Malika Zarra‘s story echoes those of so many of us who share the immigrant’s experience. Originally from a village in southern Morocco, Zarra’s family moved to France, where she was forced to live a hyphenated existence. For some, having to adapt to a new culture while maintaining ancestral ties can be stifling. Many, however, see the possibilities that lie in drawing from the best of both worlds and do not see it as an either/or proposition, but rather seek an amalgamation of old and new as a distinct cultural identity.
“I wish to share my mix of cultures with the audience, and I hope that they will feel that music has always traveled around the world, and also understand a bit more how our cultures are indebted to each other,” said Zarra during a recent interview with DCist.
Zarra found this distinctiveness, quite literally, through her voice. Now based in New York, the talented singer-songwriter is making music that is a singular blend of all the sounds to which she has been exposed. Her breakthrough came while studying music in France, where she began experimenting by writing Arabic lyrics to jazz standards. Nowadays, she not only writes in Arabic, but also her Berber mother tongue, Moroccan Arabic, French and English. These lyrics are set to melodies which float over rhythms that come from equally disparate influences.
While the source of the music may be foreign to many of her listeners, the emotions Zarra aims to convey are not. “I would say that music is a universal language that anybody on earth can relate to,” Zarra said. “Anyone can feel the vibration and the honesty of an artist.”
Touring in support of her latest album, Berber Taxi, Zarra will be performing this weekend at the historic Bohemian Caverns. The album is so named because themes of travel and tradition permeate through her lyrics. Musically, she wanted to go deeper into her Moroccan roots. Gnawa is a percussive style meant to accompany people entering a religious trance. She also delves into chaabi, a more popular form that is the Arabic equivalent of the blues. Also on the album is music from the Issawa and Houara cultures.

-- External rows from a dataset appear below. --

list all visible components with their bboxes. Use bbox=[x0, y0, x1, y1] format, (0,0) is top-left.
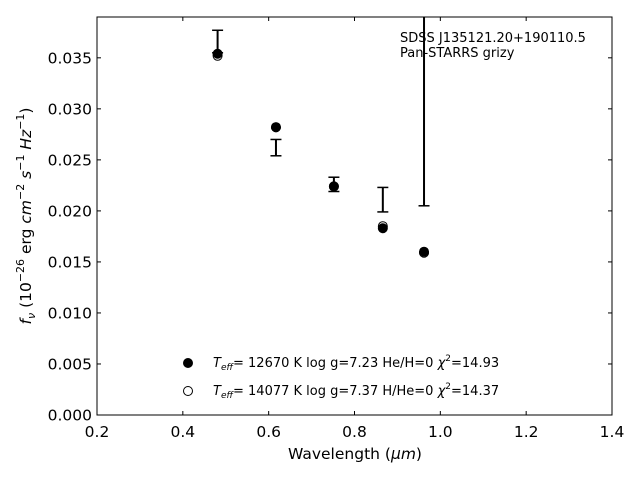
legend-1-t-sub: eff bbox=[221, 363, 235, 373]
x-axis-label-close: ) bbox=[416, 445, 422, 463]
annotation-object-name: SDSS J135121.20+190110.5 bbox=[400, 31, 586, 46]
legend-2-chi: χ bbox=[437, 384, 447, 399]
legend-1-chi: χ bbox=[437, 356, 447, 371]
model-point-open bbox=[328, 181, 339, 192]
y-tick-label: 0.025 bbox=[48, 151, 92, 169]
legend-marker-filled bbox=[183, 358, 193, 368]
y-tick-label: 0.000 bbox=[48, 407, 92, 425]
x-tick-label: 1.0 bbox=[428, 423, 453, 441]
x-axis-ticks: 0.2 0.4 0.6 0.8 1.0 1.2 1.4 bbox=[85, 17, 625, 441]
model-point-open bbox=[270, 122, 281, 133]
y-label-close: ) bbox=[17, 108, 35, 114]
y-label-units-b: erg bbox=[17, 224, 35, 259]
data-layer bbox=[212, 17, 430, 258]
legend-entry-1: Teff= 12670 K log g=7.23 He/H=0 χ2=14.93 bbox=[213, 354, 499, 373]
legend-marker-open bbox=[183, 386, 193, 396]
y-label-units-a: (10 bbox=[17, 282, 35, 313]
y-tick-label: 0.020 bbox=[48, 202, 92, 220]
y-tick-label: 0.030 bbox=[48, 100, 92, 118]
model-point-open bbox=[419, 247, 430, 258]
x-tick-label: 0.4 bbox=[171, 423, 196, 441]
x-axis-label-unit: μm bbox=[390, 445, 416, 463]
legend-2-text-a: = 14077 K log g=7.37 H/He=0 bbox=[233, 384, 438, 399]
legend-entry-2: Teff= 14077 K log g=7.37 H/He=0 χ2=14.37 bbox=[213, 382, 499, 401]
y-tick-label: 0.015 bbox=[48, 253, 92, 271]
y-axis-ticks: 0.000 0.005 0.010 0.015 0.020 0.025 0.030 0.035 bbox=[48, 49, 612, 425]
legend-2-t: T bbox=[213, 384, 222, 399]
model-point-open bbox=[212, 50, 223, 61]
x-tick-label: 0.6 bbox=[256, 423, 281, 441]
annotation-survey: Pan-STARRS grizy bbox=[400, 46, 515, 61]
x-tick-label: 0.2 bbox=[85, 423, 110, 441]
y-tick-label: 0.035 bbox=[48, 49, 92, 67]
y-label-exp-cm: −2 bbox=[14, 184, 27, 200]
legend-1-text-b: =14.93 bbox=[451, 356, 499, 371]
legend-1-t: T bbox=[213, 356, 222, 371]
y-label-exp-s: −1 bbox=[14, 155, 27, 171]
y-label-exp-a: −26 bbox=[14, 259, 27, 282]
y-label-hz: Hz bbox=[17, 129, 35, 155]
legend: Teff= 12670 K log g=7.23 He/H=0 χ2=14.93… bbox=[183, 354, 499, 401]
legend-2-chi-sup: 2 bbox=[445, 382, 451, 392]
x-axis-label: Wavelength (μm) bbox=[288, 445, 422, 463]
y-label-s: s bbox=[17, 171, 35, 184]
model-point-open bbox=[377, 221, 388, 232]
y-label-exp-hz: −1 bbox=[14, 114, 27, 130]
y-tick-label: 0.005 bbox=[48, 355, 92, 373]
y-axis-label: fν (10−26 erg cm−2 s−1 Hz−1) bbox=[14, 108, 38, 325]
legend-1-chi-sup: 2 bbox=[445, 354, 451, 364]
x-tick-label: 1.4 bbox=[600, 423, 625, 441]
x-tick-label: 0.8 bbox=[342, 423, 367, 441]
legend-2-text-b: =14.37 bbox=[451, 384, 499, 399]
legend-2-t-sub: eff bbox=[221, 391, 235, 401]
y-label-cm: cm bbox=[17, 200, 35, 224]
x-tick-label: 1.2 bbox=[514, 423, 539, 441]
x-axis-label-text: Wavelength ( bbox=[288, 445, 391, 463]
y-tick-label: 0.010 bbox=[48, 304, 92, 322]
y-label-nu: ν bbox=[25, 313, 38, 319]
y-label-f: f bbox=[17, 316, 35, 324]
legend-1-text-a: = 12670 K log g=7.23 He/H=0 bbox=[233, 356, 438, 371]
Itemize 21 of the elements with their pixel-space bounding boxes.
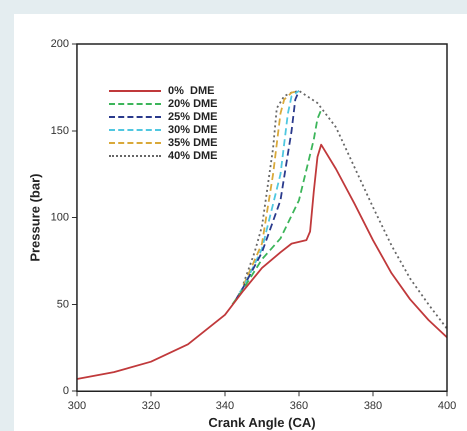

As a writer, Zarra tends to work out bass lines over specific rhythms, and if those rhythms are not played with the proper feel, the songs will lose their essence. Accompanying her will be bassist Mamadou Ba, drummer Harvey Wriht and keyboardist Manu Koch. She chose the musicians specifically for their deep understanding of these styles and rhythms.
While her music is the sum of her experiences, and is meant to appeal to anyone open-minded enough to give it a listen, we were curious as to whether European and American audiences react differently to her sound.
“Maybe from a general point of view, I would say that Europeans might have more of a tendency to analyze the music, while Americans would just try to feel it,” Zarra observed.